Abstract 762P
Background
In the PURE-01 study, a proportion of patients (pts) with muscle-invasive bladder cancer (MIBC; T2-4N0M0) had residual invasive disease (ypT2-4) at radical cystectomy (RC) after neoadjuvant pembrolizumab (pembro). The pembro-induced alterations in immunotherapy-resistant tumors remain largely unstudied. We aimed to investigate the biological characteristics of pembro-resistant tumors in comparison to neoadjuvant chemotherapy (NAC)-resistant tumors.
Methods
Gene expression profiling was performed on 26 RC samples from pts with ypT2-4 disease post-pembro, of which 22 had matched pre-pembro transurethral resection of the bladder tumors (TURBT). Samples were analyzed by differential gene expression, hallmark signatures, and molecular subtyping (Decipher Bladder, TCGA, Consensus and Lund classifiers). Unsupervised consensus clustering (CC) was used to compare the 26 post-pembro samples with 133 post-NAC samples and to 21 samples collected from the former tumor bed of NAC-treated patients (scar tissue), all derived from RC specimens.
Results
Molecular subtyping of pre- and post-pembro samples revealed significant ‘subtype switching’ with only 41% of samples having concordant subtypes using the Decipher Bladder classifier. The post-pembro samples did not cluster with scar tissues on clustering but were highly associated with immune-infiltrated cases from the post-NAC cohort.

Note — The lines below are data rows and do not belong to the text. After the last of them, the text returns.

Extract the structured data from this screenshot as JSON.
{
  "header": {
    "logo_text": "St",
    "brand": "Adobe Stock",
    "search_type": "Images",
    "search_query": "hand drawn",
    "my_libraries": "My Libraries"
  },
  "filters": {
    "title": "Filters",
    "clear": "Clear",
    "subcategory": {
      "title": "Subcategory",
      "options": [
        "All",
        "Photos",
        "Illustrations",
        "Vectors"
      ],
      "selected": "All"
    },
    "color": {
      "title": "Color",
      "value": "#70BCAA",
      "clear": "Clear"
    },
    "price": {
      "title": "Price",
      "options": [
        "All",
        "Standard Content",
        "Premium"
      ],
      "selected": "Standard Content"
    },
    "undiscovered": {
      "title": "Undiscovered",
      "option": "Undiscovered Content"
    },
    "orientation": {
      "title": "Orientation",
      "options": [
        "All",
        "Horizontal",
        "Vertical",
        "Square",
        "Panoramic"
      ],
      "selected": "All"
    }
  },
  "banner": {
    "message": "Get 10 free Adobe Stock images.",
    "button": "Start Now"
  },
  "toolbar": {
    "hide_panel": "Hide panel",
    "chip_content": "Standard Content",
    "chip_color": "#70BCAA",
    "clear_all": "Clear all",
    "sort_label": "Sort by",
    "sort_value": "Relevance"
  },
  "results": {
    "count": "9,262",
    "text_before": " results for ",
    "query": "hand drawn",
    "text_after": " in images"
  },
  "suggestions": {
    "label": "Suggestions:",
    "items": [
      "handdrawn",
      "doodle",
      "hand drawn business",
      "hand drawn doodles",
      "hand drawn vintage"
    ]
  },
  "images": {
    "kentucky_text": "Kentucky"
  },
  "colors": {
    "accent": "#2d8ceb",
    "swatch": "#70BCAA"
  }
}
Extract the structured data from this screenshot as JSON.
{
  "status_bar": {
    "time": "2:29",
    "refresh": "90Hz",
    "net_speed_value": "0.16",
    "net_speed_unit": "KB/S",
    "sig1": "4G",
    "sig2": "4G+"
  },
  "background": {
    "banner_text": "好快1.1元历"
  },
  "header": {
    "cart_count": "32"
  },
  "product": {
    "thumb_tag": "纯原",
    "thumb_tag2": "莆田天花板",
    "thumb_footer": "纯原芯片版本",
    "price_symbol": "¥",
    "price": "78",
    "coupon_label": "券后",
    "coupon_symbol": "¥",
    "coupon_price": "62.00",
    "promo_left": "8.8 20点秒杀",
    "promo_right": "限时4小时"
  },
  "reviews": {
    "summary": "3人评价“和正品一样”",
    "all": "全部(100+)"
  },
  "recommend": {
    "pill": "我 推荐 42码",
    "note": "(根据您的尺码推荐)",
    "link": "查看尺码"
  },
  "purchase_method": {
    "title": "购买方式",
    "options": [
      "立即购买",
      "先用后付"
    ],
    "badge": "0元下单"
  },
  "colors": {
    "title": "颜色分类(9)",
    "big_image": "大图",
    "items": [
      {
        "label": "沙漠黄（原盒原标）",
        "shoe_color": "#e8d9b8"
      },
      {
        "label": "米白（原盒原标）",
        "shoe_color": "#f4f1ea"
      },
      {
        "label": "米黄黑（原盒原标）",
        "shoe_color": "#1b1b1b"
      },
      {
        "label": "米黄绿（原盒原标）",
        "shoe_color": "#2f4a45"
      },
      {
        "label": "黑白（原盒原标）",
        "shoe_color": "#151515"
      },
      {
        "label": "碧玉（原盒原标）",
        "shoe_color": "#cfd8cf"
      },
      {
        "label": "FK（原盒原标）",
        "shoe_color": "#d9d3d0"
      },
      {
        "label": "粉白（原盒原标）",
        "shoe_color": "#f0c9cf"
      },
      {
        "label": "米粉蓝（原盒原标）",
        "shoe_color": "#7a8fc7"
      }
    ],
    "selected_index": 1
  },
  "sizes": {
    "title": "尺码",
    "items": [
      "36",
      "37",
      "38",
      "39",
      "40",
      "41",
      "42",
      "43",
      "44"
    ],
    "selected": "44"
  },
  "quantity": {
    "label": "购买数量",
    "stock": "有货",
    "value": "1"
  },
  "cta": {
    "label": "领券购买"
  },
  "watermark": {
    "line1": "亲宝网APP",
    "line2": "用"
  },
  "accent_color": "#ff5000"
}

Two major clusters of post-pembro tumors were identified, the first defined by markedly higher immune, stromal, angiogenesis and epithelial-to-mesenchymal signature scores and the second by higher tumor purity, KRAS and reactive oxygen species signature scores. Checkpoint inhibitor genes (CD274, PDCD1LG2) were consistently expressed in both clusters.
Conclusions
This study expands our knowledge of pembro-resistant tumors finding the molecular characteristics of these tumors are strikingly different from NAC-resistant tumors. Two distinct clusters of tumors were identified post-pembro, neither of which were characterized as having a scar-like character. A larger cohort will be required to further understand the clinical implications of these findings.
Clinical trial identification
NCT02609269; NCT02736266.
Editorial acknowledgement
Legal entity responsible for the study
Andrea Necchi.
Funding
Decipher Biosciences.
Disclosure
All authors have declared no conflicts of interest.